To address wether you need a new network card, I say it is like chicken soup, It couldn't hurt. The system WILL respond faster on a 100 mb link than it will on a 10. You will more fully utilize the available bandwith. A mistake admins and network people often make is to look at a 10 mb link in a 100 mb world and say "Look, you aren't using the bandwidth you have" because they will often see low utilzation percentages on the LAN. The fact of the matter is that 100 goes faster than 10.
If it has wheels or a skirt, you can't afford it.
rick jones
Honored Contributor

Re: Performance issue: network card bottleneck?

some of these may be helpful when diagnosing networking things:

annotated_netstat.txt
annotated_nettune.txt

from

ftp.cup.hp.com under dist/networking/briefs/

basically, you work your way down the layers looking at stats and then work your way across. checking the lanadmin stats on the server is goodness - checking the stats on the corresponding switch port would also be goodness

i would also reiterate the comments about the age of the system and the software. you could replace that thing with an rp2430 and comparatively fly

btw, "switched hub" is something of a strange term. something is either a hub - no traffic isolation, only half-duplex, or it is a switch - offers traffic isolation, may do full-duplex. some salescritters may have invented the term "switched hub" to sound interesting

there is no rest for the wicked yet the virtuous have no pillows
Dave Pinsker
Occasional Contributor

Re: Performance issue: network card bottleneck?

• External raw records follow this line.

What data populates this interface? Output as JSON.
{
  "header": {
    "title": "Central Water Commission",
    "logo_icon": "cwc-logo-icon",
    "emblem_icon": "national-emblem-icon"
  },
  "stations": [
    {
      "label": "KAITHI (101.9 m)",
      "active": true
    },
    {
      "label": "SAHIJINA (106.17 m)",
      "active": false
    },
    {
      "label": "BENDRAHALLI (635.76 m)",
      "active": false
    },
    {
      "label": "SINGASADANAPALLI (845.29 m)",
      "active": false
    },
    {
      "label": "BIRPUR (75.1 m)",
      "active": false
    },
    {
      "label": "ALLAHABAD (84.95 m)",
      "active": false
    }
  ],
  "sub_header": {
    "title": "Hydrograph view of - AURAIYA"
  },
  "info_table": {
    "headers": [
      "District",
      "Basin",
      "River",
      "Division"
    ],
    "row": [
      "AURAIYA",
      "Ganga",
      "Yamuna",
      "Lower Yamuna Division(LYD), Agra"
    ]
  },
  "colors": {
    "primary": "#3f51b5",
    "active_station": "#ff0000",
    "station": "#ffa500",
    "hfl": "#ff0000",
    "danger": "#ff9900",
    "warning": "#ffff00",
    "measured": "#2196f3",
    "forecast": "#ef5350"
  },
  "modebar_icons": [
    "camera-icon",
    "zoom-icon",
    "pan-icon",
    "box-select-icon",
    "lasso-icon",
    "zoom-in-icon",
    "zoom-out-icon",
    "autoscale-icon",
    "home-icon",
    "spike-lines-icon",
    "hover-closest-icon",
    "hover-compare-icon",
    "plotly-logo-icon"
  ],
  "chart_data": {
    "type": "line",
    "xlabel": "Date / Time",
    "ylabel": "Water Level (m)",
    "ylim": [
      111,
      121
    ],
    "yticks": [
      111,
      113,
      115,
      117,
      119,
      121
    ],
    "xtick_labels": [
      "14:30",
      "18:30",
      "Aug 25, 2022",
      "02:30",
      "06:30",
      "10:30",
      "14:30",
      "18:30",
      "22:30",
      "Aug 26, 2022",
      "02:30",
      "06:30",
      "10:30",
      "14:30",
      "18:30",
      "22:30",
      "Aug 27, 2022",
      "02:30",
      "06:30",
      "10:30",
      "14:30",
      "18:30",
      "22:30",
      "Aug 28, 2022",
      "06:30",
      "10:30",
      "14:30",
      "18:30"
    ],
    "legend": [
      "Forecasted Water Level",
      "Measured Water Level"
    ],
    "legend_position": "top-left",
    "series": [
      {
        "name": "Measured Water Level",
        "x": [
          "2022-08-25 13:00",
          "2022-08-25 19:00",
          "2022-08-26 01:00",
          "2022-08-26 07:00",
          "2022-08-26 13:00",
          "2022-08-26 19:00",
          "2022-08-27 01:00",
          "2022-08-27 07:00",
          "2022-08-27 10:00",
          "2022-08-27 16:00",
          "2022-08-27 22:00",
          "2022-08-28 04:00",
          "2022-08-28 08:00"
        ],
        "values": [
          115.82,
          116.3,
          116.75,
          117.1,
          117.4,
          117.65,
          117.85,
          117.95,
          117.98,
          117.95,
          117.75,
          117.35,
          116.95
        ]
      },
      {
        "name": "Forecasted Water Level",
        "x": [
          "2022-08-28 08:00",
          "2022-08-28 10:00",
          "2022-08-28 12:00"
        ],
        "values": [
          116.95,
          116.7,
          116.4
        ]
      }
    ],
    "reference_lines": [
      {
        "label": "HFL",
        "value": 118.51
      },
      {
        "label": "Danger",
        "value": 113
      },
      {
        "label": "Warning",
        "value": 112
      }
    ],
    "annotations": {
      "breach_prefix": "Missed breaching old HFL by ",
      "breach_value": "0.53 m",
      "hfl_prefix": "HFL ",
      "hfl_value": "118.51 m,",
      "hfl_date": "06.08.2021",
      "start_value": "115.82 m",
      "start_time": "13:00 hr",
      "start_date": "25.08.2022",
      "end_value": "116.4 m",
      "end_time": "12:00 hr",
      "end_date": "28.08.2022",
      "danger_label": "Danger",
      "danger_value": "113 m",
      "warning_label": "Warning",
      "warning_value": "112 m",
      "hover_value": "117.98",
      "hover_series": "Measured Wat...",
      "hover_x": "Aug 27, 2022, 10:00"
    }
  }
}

Thanks to all for your input.

To summarize my responses:

- Yes, I have taken a baseline of the machine under typical load, with another sampling to be taken on notice of a slowdown. Point taken on why the command-line would be responsive, while still encountering a slowdown.

- The SAM database server template was not applied, so timeslice remains at a more reasonable 10

- Wow. Was planning on recommending reduction of the dbc, but wasn't aware that too high a buffer cache % could affect 10.x response negatively - thanks.